As readers progress through the sections, they have the opportunity to watch Euler's style evolve over the sixteen year period detailed in this book. At the very beginning of this book, for example, we learn the characteristics of an early work of Euler. We later learn how Euler chooses his problems, from whom Euler receives inspiration (e.g., a discussion of his correspondence with Christian Goldbach), and where Euler publishes his results and why. We develop an appreciation for the way Euler structures many papers: proceeding from specific examples to general cases. The rare mistake of Euler is gently pointed out, and later corrections discussed. There is considerable cross-referencing; each article is placed in the context of related articles from Euler's past and future work, providing a truly unified treatment.

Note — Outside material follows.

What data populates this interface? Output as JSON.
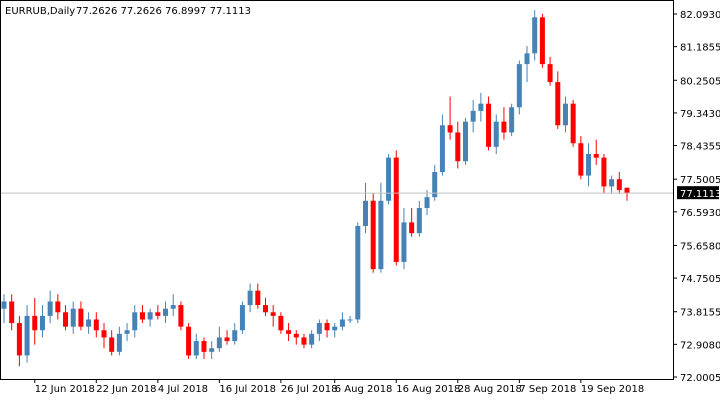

At regular intervals throughout the book, Sandifer presents "interludes": brief descriptions of events taking place throughout the world, of scientific academies and political turmoil, of Euler's scientific colleagues and other contemporaries, of events taking place in Euler's life, and of Euler's mathematical and nonmathematical work. This also serves as a unifying force, helping us to gain a better understanding of the life and times of Leonhard Euler, while placing his work in this greater context.

There is an old saying: you never really know a man until you walk a mile in his shoes. To paraphrase: you never really know a mathematician until you work through his theorems. And so readers of The Early Mathematics of Leonhard Euler will be rewarded with more than just an appreciation of Euler's mathematics — they will feel closer to Euler himself.

Lee Stemkoski is Assistant Professor of Mathematics at Adelphi University; with Dominic Klyve, he created the Euler Archive, an online repository of Euler's work.